(Credits: Far Out / Chris Cornell)
Wed 29 October 2025 22:00, UK
Music is a strange beast when it comes to the line between the public and the private.
So often, songs are written alone and feel like vulnerable outpourings of emotion, then suddenly, the artist is expected to get up on stage and share with the masses. Or, in Chris Cornell’s experience, even sharing in the studio was difficult.
Soundgarden wasn’t Cornell’s first band, but it was his first serious one. Before that, he’d done the classic thing of performing in a bunch of different covers or garage bands with kids from his local area. There’s not much intimacy there when you’re teenagers thrashing through rock classics, all just trying to learn your instruments rather than write new masterpieces.
But when Soundgarden started in 1984, it was a different ball game.
Now, Cornell was trying to write masterpieces. Now more competent, the start of the band was also a mission to become more confident both in sharing his work with crowds, but even just sharing it with his bandmates.

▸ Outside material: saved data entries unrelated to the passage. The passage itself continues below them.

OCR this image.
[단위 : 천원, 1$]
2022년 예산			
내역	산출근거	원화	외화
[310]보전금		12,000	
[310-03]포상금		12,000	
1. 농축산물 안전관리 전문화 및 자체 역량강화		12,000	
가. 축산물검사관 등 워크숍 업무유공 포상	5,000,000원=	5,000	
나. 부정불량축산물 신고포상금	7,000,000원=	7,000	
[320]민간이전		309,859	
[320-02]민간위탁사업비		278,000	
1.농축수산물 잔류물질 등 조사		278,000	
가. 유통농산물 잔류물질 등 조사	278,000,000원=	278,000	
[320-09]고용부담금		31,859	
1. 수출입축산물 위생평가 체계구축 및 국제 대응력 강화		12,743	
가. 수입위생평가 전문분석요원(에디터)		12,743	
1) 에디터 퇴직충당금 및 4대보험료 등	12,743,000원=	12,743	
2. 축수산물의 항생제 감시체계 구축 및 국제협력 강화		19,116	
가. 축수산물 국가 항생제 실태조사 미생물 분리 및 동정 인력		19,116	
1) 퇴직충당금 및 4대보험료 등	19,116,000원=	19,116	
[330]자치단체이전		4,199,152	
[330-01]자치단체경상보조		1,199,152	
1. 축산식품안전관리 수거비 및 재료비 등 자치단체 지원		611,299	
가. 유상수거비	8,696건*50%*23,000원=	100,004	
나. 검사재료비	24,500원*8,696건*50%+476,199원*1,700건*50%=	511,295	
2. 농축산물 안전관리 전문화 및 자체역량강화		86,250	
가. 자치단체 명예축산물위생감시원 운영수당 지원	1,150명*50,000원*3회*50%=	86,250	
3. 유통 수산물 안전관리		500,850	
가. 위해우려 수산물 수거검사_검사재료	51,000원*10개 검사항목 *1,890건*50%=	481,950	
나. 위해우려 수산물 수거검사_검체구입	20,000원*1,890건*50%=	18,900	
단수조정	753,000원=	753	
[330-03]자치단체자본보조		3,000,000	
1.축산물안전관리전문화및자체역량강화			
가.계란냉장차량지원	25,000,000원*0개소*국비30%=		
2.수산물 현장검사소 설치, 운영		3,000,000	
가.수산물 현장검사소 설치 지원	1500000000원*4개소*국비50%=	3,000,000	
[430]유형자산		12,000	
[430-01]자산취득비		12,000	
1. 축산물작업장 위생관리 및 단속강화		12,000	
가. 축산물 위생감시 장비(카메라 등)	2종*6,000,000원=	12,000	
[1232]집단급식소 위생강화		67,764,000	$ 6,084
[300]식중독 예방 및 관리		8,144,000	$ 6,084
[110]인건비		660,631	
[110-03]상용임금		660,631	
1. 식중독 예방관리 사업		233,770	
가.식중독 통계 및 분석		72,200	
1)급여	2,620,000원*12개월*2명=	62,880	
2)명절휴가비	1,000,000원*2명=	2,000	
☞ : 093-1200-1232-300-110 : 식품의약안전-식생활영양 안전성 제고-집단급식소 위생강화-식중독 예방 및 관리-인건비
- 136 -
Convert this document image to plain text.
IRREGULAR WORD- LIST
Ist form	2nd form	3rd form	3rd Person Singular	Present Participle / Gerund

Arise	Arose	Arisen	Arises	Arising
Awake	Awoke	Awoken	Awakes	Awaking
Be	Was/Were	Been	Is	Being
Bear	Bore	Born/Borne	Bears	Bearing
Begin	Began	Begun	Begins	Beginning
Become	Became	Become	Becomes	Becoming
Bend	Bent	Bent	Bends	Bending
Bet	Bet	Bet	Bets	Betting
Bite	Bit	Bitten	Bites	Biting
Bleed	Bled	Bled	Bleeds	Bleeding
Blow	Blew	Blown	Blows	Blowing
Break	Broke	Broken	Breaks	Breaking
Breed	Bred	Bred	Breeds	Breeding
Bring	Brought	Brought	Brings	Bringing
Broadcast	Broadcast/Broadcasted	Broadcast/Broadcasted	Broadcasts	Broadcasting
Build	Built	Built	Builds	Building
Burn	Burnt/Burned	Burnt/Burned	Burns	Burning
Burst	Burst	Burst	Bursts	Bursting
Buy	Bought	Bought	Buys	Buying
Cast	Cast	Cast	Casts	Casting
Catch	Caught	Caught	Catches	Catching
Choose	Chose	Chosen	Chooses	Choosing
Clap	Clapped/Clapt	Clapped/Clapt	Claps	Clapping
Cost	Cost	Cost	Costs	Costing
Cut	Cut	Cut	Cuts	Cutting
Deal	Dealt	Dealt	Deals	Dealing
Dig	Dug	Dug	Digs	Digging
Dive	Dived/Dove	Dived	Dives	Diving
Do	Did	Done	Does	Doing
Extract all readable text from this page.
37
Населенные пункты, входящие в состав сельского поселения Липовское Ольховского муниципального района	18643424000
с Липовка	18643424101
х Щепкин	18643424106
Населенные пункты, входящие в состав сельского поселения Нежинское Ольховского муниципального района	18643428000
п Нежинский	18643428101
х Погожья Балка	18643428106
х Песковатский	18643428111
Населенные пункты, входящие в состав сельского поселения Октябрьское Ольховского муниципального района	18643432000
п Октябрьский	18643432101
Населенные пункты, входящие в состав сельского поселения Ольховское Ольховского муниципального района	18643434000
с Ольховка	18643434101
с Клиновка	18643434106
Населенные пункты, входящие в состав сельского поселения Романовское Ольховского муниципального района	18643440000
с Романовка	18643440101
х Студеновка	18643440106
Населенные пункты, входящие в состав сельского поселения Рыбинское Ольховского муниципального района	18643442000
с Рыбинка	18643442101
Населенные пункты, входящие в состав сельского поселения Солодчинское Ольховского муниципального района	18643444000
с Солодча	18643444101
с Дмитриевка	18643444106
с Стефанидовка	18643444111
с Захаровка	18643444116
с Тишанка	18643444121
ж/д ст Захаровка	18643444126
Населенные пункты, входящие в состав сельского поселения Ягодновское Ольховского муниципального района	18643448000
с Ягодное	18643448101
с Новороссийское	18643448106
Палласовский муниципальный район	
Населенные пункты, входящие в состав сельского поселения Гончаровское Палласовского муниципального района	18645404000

It must be weird. Some songs feel so private and so emotionally intense that bringing them into the rehearsal room must feel incredibly revealing. But for Cornell, the struggle came in the studio when suddenly he was having to take these emotional pieces and not just perform them, but perform them in the strange, robotic and repetitive way that recording often demands.
It’s rarely a smooth or a simple process – songs can take a long time to craft as certain parts need several takes to get right. Cornell found it tortuous, especially when it came to recording his vocals. “I remember with ‘Black Hole Sun’, Michael had me sing it, like, 11 or 12 times, and then he made a comp of the lead vocals, and I hated it,” the singer said. Recalling the recording of the band’s 1994 hit, Cornell felt frustrated and even alienated by the process of singing the same song over and over while a team of producers and engineers watched him from the sound desk.
It didn’t feel conducive to getting a good and emotional performance. “After that I just started doing all my vocals alone,” he said, realising that to get the good stuff, he needed the privacy of “just being the only one there and doing the engineering myself.”
It made him feel like he was back home again, back where he wrote the song to give it the vocal performance that the lyricism or emotions needed. “It was something that always worked for me when I was at home doing demos, so it made sense to try it in the studio,” he said, simplifying the process and making it all more private to get better results.